In fact, the use of external I2S devices is decreasing year by year, and it's becoming increasingly irrelevant. The widespread adoption of I2S was triggered by DDCs, back when USB interfaces in DACs were problematic and not very high-quality. Even then, I2S wasn't essential, but the higher transfer/sampling rates were certainly a selling point.
However, for several years now, this technology has been integrated directly into DACs, rendering it obsolete.
And so, in every current, good DAC with a USB connection, you have exactly this setup: USB cable -> XMOS interface -> I2S transmission to the DAC chip.
What advantage is a jitter-prone external I2S transmission supposed to offer at this point?
If all these manufacturers weren't just focused on raking in customers' money with the next nonsensical product, DDCs and I2S, they could have integrated I2S, or something else, directly into computers as a high-quality audio interface and established it on the market. But of course, this kind of nonsense makes more sense.
The whole "reduced jitter" thing is just another myth, but this expensive nonsense has to be justified somehow.
There are plenty of measurements, both here in the forum and independent ones, that have clearly demonstrated the jitter susceptibility of the external I2S interface. It takes a really significant effort to reduce it enough to even come close to the performance of DACs fed via USB or SPDIF.
Direct transmission is absolute rubbish. Direct means USB cable -> XMOS interface -> I2S transmission to the DAC chip, not:
USB cable -> XMOS interface -> I2S -> LVDS -> external I2S over LVDS transmission via HDMI cable -> LVDS -> I2S -> transmission to the DAC chip.
For higher bandwidth, download the free Hi-Res files from Sound Liaison and compare them yourself, completely blind and without any prior knowledge.
Incidentally, I only joined this forum well after our own I2S projects and measurements, meaning my experience was completely independent of ASR and Amir.
And most importantly, every changed bit can be measured or detected; that's a fact. An absolutely bit-perfect data stream cannot sound different, and it doesn't.
If there were actually bit changes caused by anything in the data stream, it would be very easy to prove.
Could you imagine better advertising for anything? I can't. That would be the first thing I would do as a manufacturer if I wanted to sell something.

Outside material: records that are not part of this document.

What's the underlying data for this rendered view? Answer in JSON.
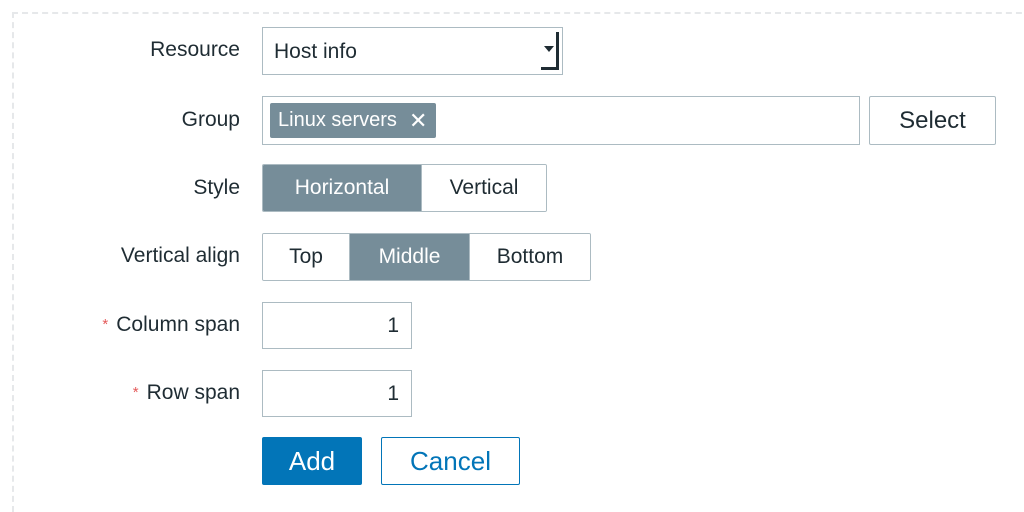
{
  "form": {
    "resource": {
      "label": "Resource",
      "value": "Host info"
    },
    "group": {
      "label": "Group",
      "tags": [
        "Linux servers"
      ],
      "select_label": "Select"
    },
    "style": {
      "label": "Style",
      "options": [
        "Horizontal",
        "Vertical"
      ],
      "selected": "Horizontal"
    },
    "valign": {
      "label": "Vertical align",
      "options": [
        "Top",
        "Middle",
        "Bottom"
      ],
      "selected": "Middle"
    },
    "column_span": {
      "label": "Column span",
      "required_mark": "*",
      "value": "1"
    },
    "row_span": {
      "label": "Row span",
      "required_mark": "*",
      "value": "1"
    }
  },
  "actions": {
    "add_label": "Add",
    "cancel_label": "Cancel"
  },
  "colors": {
    "primary": "#0275b8",
    "selected_segment": "#768d99",
    "required": "#e45959",
    "border": "#acbbc2"
  },
  "icons": {
    "dropdown": "chevron-down-icon",
    "remove_tag": "close-icon"
  }
}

But none of these manufacturers have been able to prove that yet.
Strange, isn't it?
In the recording studio and production, the signal is converted dozens or hundreds of times. I2S, SPDIF, AES, every time it passes through a device, at every DSP chip, via various USB/FireWire interfaces, etc. How bad and compromised must all the music we hear be if a single conversion or interface is supposed to make such a big difference?